Cerró los ojos dispuesto a negarse a esa vida que tanto odiaba y aceptó que aquel era su fin.

Pero se equivocaba.

Un rato después despertó en otro lugar, en una especie de cubículo que no le resultaba del todo desconocido. Alzó la cabeza y observó su cuerpo tumbado; lo percibió diferente, estaba limpio, con las heridas cubiertas con vendas y caliente, no quedaba rastro de ese frío que le consumía los huesos.

Entonces se le acercó una silueta y le habló con una voz que reconoció familiar, incluso le llamó por su nombre:

-Lucas – le dijo- come un poco, estás muy débil.

Tras lo cual colocó ante él un cuenco con pollo desmenuzado y arroz que Lucas devoró con ansia y que le supo mejor que nada en este mundo.

Y mientras comía, escuchó una conversación al otro lado de aquellas cuatro paredes:

-Este perro tiene Microchip, no es un perro abandonado, yo misma recuerdo a su dueño, un anciano muy agradable que le ha traído en varias ocasiones.
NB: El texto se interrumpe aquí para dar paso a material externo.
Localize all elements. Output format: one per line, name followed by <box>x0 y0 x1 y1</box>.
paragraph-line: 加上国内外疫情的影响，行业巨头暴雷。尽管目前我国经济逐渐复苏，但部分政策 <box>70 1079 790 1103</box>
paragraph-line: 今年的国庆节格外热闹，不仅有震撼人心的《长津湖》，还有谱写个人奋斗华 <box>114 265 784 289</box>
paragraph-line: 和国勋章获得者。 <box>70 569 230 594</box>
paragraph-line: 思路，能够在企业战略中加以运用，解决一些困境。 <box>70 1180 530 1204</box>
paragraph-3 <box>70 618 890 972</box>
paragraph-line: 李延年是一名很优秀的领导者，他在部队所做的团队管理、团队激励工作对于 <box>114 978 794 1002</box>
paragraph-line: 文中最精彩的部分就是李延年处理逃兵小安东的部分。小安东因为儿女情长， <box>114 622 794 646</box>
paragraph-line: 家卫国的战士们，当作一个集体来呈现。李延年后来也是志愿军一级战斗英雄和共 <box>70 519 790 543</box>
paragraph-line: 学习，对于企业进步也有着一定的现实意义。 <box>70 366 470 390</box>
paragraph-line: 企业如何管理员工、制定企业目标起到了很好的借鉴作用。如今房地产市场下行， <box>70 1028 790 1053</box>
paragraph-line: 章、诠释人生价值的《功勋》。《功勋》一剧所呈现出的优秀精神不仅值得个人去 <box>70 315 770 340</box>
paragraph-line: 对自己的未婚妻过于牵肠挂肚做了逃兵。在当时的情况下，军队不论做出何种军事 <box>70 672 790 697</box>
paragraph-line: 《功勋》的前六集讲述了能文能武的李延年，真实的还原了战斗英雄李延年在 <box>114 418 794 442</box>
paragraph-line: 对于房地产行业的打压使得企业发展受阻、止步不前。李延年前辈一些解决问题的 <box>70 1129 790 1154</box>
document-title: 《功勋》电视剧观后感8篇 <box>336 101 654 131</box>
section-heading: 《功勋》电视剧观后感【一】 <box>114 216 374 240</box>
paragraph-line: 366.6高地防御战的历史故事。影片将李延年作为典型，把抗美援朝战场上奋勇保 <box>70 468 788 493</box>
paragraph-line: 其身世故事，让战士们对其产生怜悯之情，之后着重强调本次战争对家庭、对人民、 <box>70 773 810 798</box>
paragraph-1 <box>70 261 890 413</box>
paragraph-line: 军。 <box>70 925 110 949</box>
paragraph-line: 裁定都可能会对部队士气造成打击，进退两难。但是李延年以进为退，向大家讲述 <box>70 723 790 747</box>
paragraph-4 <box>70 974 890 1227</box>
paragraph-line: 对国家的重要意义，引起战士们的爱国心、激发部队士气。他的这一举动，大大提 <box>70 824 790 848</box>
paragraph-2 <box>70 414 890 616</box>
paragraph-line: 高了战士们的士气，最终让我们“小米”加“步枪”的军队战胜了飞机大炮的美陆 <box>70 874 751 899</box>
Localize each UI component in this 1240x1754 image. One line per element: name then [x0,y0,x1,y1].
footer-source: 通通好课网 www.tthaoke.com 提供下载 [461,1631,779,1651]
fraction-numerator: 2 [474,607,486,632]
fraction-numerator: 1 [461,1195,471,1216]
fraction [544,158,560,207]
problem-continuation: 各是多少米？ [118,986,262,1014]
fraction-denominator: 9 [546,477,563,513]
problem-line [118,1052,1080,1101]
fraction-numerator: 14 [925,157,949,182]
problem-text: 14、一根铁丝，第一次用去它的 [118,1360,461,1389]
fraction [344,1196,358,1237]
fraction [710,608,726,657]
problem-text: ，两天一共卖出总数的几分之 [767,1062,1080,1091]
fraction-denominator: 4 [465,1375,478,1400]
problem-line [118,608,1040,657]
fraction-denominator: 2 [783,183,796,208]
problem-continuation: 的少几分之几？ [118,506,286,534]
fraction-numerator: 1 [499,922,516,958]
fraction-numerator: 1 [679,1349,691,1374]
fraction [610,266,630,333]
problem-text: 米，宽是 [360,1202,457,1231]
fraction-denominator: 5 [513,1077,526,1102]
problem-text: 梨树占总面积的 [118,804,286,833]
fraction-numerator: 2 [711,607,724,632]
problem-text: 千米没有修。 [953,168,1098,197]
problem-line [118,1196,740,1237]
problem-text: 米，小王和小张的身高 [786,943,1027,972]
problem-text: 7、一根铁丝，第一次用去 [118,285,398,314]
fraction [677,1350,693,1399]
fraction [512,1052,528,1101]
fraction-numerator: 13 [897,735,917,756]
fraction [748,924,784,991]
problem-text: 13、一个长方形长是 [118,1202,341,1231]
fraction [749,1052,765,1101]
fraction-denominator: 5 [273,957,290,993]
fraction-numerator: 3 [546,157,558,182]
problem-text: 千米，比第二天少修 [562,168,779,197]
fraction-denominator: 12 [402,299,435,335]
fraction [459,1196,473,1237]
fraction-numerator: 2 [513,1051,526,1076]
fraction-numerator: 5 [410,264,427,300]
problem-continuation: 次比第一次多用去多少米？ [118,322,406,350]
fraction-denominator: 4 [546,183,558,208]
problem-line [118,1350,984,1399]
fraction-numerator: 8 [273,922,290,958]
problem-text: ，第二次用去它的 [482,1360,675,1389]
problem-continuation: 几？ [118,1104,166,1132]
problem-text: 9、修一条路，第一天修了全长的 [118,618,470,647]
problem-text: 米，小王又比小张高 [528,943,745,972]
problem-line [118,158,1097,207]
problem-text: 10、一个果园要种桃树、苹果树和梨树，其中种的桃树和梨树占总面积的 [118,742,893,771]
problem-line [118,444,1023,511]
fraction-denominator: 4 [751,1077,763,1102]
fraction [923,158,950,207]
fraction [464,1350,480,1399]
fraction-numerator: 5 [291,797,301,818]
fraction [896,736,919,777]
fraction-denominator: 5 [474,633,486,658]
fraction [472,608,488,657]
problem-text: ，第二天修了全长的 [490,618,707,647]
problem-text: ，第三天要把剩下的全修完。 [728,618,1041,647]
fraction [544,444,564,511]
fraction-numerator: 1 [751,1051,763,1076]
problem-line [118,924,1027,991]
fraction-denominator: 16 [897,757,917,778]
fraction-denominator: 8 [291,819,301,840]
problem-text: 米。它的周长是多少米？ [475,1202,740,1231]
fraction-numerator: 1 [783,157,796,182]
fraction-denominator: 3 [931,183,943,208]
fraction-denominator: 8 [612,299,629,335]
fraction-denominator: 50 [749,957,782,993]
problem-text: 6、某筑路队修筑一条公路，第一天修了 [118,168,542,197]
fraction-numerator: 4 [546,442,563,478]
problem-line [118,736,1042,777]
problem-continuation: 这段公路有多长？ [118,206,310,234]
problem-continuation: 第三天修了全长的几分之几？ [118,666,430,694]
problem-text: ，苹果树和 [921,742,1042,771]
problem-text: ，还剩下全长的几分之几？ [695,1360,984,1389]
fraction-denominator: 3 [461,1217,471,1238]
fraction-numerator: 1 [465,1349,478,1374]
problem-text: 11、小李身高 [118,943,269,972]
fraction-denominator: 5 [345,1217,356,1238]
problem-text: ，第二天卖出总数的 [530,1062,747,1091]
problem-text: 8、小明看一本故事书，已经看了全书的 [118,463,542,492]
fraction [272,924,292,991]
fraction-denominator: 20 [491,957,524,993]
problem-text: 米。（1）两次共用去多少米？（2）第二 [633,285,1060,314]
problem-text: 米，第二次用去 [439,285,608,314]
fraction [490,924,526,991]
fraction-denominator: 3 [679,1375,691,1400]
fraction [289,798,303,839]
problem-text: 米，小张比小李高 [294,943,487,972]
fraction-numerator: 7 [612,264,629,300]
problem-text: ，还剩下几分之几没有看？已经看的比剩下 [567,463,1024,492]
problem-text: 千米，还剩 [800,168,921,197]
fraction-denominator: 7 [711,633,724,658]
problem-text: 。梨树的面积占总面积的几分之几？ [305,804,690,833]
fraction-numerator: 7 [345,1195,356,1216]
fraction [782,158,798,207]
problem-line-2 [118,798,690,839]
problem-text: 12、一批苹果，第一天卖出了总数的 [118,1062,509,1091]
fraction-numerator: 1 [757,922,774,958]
Recuerdo que la última vez que vino estaba muy triste, había perdido recientemente a su mujer. – se detuvo frente al ordenador revisando sus datos tras lo cual concluyó – El dueño se llama José Luis Correa Martín y vive en la calle Amapolas.

-¡En la calle Amapolas! – exclamó Kauán – nosotros vivimos al lado.

-Es cierto – dijo su abuelo – creo que sé quién es José Luis, solía cruzármele con frecuencia cuando salía a caminar. Su mujer falleció hará unos 4 o 5 meses y él murió tiempo después, decían que se había debilitado mucho desde entonces y no tenía ganas de luchar.

-Si no tiene dueño tendremos que llevarle a la protectora de animales, sintiéndolo mucho aquí no podemos encargarnos de él – respondió la veterinaria.

-Yayo, ¿podemos quedárnoslo? – preguntó el niño notablemente emocionado

Su abuelo no respondió, dudoso.

-¡Por favor! – suplicó Kauán

Y le miró con esos ojos a los que el abuelo no era capaz de resistirse.

Y el abuelo accedió.

Aquel día que parecía el último de la vida de Lucas, había sido indiscutiblemente el mejor de todos sus días; había ganado un hogar, una familia y, sobre todo, había logrado cumplir ese sueño que tanto anhelaba: encontrar alguien que le amase y alguien a quien amar.